Je me demandais ce que j'allais faire en Afrique, pourquoi j'avais choisi cette destination plutôt que la Côte d'Azur... où j'aurais pu me reposer confortablement après "toute une année de travail".

Souvent, je suis poussé par des forces que je ne comprends pas. Je prends des décisions en sachant que cela me coûtera. Ce sont les efforts que j'ai délibérément choisis, qui me réconfortent.

Mes objectifs ne sont ni trop difficiles, ni trop faciles à atteindre. J'aime le risque, mais le risque calculé. Pour progresser, il faut se fixer des objectifs qui vous aspirent vers des sphères toujours plus hautes.

Si l'objectif est trop facile à atteindre, il n'offre aucun intérêt : on se complaît dans la banalité. S'il est trop difficile, le découragement s'installe et étrangle toute envie d'action.
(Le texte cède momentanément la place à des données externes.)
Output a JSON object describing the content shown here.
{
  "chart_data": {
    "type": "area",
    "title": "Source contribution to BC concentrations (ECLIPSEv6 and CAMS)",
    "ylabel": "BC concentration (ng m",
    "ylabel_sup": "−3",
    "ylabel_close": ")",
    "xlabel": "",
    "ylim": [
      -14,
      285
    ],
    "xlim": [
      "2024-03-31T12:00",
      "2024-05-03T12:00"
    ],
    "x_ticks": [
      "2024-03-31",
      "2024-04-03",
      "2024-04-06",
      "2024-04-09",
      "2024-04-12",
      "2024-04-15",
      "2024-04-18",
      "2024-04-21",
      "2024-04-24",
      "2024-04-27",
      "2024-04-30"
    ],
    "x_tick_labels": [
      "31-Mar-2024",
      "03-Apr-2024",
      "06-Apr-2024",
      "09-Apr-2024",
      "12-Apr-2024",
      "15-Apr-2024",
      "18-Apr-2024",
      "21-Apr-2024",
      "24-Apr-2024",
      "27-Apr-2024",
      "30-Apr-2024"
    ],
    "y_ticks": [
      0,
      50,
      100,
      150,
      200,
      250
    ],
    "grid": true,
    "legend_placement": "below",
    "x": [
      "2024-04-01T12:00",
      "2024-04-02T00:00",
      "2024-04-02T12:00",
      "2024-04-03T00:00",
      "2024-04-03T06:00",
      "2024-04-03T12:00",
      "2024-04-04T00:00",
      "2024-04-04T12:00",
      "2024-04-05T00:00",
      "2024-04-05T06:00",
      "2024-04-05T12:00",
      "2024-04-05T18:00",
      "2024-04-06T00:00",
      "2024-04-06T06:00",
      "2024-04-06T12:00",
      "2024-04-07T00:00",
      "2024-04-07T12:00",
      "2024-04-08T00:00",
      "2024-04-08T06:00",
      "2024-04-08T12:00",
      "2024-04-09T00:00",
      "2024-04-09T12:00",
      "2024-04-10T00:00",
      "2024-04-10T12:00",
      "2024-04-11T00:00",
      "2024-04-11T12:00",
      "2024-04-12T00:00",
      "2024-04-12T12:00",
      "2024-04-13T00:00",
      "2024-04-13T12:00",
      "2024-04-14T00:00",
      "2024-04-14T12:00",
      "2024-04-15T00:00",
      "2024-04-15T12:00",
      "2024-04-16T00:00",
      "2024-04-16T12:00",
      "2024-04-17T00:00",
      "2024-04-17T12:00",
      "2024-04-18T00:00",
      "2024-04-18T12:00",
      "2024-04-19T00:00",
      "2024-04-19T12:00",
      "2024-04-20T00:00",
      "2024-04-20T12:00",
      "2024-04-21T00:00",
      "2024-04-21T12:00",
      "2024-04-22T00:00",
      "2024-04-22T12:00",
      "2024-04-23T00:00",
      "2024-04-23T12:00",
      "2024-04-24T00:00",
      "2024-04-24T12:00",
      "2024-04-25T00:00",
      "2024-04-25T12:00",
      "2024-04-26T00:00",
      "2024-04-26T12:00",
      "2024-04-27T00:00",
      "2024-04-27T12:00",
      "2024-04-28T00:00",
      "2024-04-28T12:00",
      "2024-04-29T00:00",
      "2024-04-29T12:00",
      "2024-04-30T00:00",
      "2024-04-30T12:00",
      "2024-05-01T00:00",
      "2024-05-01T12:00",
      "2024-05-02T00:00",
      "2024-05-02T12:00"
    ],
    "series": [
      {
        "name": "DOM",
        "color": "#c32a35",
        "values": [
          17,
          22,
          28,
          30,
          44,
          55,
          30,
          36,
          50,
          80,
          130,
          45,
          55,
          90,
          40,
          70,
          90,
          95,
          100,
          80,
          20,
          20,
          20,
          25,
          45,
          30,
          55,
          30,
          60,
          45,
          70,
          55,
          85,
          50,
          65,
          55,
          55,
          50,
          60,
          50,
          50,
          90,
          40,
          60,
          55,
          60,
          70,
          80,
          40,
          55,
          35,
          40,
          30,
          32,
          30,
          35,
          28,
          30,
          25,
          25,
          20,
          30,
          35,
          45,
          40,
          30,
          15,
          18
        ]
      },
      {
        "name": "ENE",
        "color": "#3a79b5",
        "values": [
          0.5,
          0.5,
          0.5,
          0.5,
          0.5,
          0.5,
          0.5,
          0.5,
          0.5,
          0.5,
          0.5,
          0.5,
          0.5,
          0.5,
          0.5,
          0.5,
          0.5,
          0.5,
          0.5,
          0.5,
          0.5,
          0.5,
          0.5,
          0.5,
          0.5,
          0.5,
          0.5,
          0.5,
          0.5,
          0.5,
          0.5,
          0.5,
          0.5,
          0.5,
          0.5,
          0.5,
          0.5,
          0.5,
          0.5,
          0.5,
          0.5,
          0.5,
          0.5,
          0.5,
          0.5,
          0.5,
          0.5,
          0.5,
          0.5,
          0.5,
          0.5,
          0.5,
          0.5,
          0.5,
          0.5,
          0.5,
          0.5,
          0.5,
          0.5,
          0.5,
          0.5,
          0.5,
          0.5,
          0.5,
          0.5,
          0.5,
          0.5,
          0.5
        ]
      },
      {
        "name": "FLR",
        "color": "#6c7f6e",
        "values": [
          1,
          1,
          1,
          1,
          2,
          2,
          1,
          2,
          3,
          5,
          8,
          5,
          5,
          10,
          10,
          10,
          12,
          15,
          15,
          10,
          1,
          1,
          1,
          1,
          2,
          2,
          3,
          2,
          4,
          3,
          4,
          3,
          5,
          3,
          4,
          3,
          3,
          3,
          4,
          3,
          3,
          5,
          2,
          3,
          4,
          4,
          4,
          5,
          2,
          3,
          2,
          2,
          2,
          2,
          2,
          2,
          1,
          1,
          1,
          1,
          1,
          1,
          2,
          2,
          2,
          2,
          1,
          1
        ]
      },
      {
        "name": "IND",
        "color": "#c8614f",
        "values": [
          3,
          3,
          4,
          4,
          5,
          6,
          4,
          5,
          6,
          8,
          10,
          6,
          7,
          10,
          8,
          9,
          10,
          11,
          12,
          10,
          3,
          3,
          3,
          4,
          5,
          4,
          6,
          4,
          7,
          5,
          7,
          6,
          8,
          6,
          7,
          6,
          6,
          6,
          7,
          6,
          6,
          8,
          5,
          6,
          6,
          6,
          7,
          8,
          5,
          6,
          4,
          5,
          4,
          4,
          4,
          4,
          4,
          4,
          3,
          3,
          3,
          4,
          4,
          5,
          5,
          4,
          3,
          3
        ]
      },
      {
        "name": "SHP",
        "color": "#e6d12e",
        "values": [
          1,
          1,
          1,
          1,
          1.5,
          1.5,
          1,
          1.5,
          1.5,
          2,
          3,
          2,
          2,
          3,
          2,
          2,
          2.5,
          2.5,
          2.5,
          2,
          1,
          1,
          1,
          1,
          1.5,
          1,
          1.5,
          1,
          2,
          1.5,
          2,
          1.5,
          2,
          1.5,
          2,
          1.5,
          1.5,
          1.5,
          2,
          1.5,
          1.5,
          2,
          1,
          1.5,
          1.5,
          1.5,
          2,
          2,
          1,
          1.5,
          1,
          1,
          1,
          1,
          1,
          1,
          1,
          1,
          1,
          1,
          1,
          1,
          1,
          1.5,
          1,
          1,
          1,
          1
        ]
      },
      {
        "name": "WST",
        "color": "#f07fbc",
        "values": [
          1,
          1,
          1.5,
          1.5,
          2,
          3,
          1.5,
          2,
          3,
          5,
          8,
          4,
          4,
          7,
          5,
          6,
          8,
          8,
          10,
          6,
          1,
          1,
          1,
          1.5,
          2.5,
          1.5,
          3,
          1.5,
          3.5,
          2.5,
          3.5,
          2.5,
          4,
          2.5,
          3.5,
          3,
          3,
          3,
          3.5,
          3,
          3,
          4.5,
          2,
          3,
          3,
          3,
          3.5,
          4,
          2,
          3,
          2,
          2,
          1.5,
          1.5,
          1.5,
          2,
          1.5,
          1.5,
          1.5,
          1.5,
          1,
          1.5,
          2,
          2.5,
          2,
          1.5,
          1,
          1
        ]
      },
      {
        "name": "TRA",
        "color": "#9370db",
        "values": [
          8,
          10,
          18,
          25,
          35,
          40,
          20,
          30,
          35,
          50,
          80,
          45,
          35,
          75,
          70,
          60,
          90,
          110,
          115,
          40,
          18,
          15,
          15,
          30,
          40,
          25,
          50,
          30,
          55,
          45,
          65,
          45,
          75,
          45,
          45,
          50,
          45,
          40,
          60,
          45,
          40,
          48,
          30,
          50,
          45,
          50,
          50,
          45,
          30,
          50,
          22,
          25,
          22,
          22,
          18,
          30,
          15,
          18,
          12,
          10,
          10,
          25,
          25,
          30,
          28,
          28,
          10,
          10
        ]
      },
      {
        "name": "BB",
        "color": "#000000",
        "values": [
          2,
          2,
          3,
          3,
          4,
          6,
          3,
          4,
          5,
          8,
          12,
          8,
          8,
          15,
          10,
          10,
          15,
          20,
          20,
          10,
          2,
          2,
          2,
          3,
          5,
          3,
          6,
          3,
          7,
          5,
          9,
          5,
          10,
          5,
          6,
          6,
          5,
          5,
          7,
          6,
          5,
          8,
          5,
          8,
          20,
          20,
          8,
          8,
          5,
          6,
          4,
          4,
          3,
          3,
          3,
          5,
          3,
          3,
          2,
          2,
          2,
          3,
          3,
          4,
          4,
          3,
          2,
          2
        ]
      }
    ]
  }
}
Il faut savoir se forger un monde à sa dimension, un monde en expansion qui croît avec la maturité que l'on acquiert.

Je m'étais arrêté en face d'une immense vitrine. Des ordinateurs démodés crachaient des listings. Les pages sautaient à une allure folle. L'opérateur jouait avec son crayon en compulsant un énorme volume plié en accordéon, ressemblant à du papier à musique.

Il chassait les pages en les rejetant devant lui. Des disques tournaient en lançant des reflets couleur de miel, des bobines avançaient, puis reculaient après s'être immobilisées. L'information semblait se traiter en silence. La machine exécutait les instructions, s'arrêtant de temps à autre comme pour reprendre son souffle.

J'entrai dans un modeste hôtel.

Deux filles blondes, se tenant par la taille, passèrent en chuchotant des mots que je ne comprenais pas. Leur jupe courte laissait apparaître des jambes qu'il m'aurait été facile de cueillir à bon compte...

- Combien la chambre, pour une nuit ? Prix, registre à remplir, numéro du passeport, ... Formalités banales.

Je me retrouvai assis sur un lit dur comme je les aime. Une barre me traversait les épaules. J'avais perdu l'habitude de porter mon sac; les premiers jours sont souvent pénibles, même si le sac à dos pèse peu.

Je regardai par la fenêtre les rares voitures. La lune disparaissait derrière d'épais nuages festonnés. A la veille d'un voyage, je me sens toujours très seul. J'enlevai ma veste kaki, fumai une dernière cigarette. J'ôtai mes lunettes et m'étendis sur mon lit.

Isabelle restait présente à mon esprit. Je redessinais mentalement son visage, touche par touche, en fermant les yeux. Ma cigarette me brûla les doigts. Je l'écrasai dans le cendrier déposé sur la chaise, à portée de ma main. Je me réveillai plusieurs fois pour regarder ma montre. Elle traçait lentement ses cercles.